It is a django app which takes in input a text exerpt and shows the narrated film of that text with relevant images.It uses Named Entitiy Recognition to extract entites from the given text. Then Images of those entities are downloaded from google. Then google Tachotron model is used to create audio of given text. Then using Images, Text and audio the final Video is generated.
The dataset used is Annotated Corpus for Named Entity RecognitionCorpus (CoNLL 2002) annotated with IOB and POS tags. The dataset consists 47959 sentences having 1048575 words with labels. The labels contain POS(position of word in sentence ) and Tag(Name, Orginisation, Location etc).
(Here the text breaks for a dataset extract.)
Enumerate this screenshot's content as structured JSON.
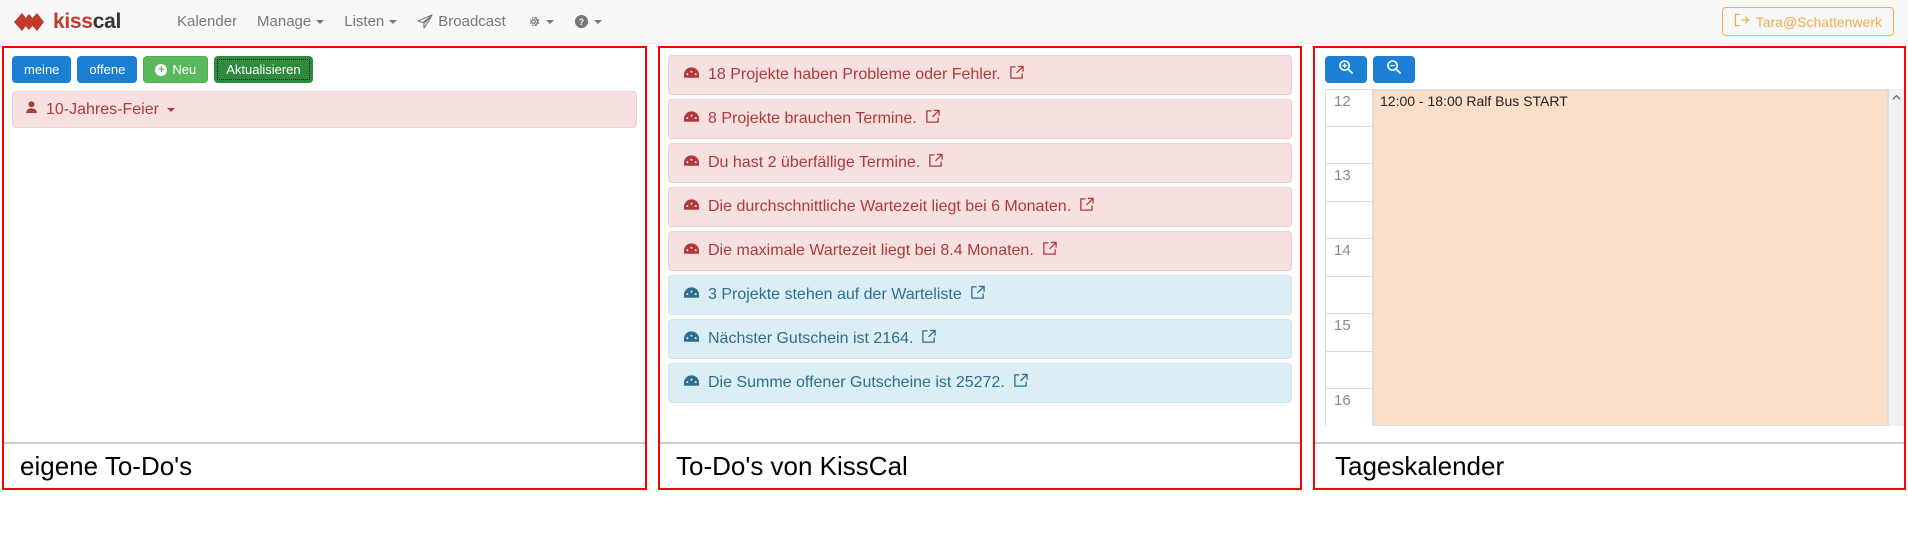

NER model is trained using CONNL-2003 dataset and Glove Embeddings.We have tried two models.The training code is included in training folder.
- input_1 (InputLayer)
- Embedding_1 (Embedding)
- Dropout_1 (Dropout Layer)
- Bidirectional_1 (Bidirection LSTM )
- Time_distributed_1 (TimeDistributed LSTM)
- Crf_1 (CRF)
Model 1 has word embedding created from our dictionary.
Model 2 has glove pretrained embeddings as well as the embeddings created from our dictionary.
For final App Model 2 is used.
To view properly download it and zoom it.- Install all the requirements from requirement.txt
- Clone the repository and use 'python manage.py runserver' to run it on localhost.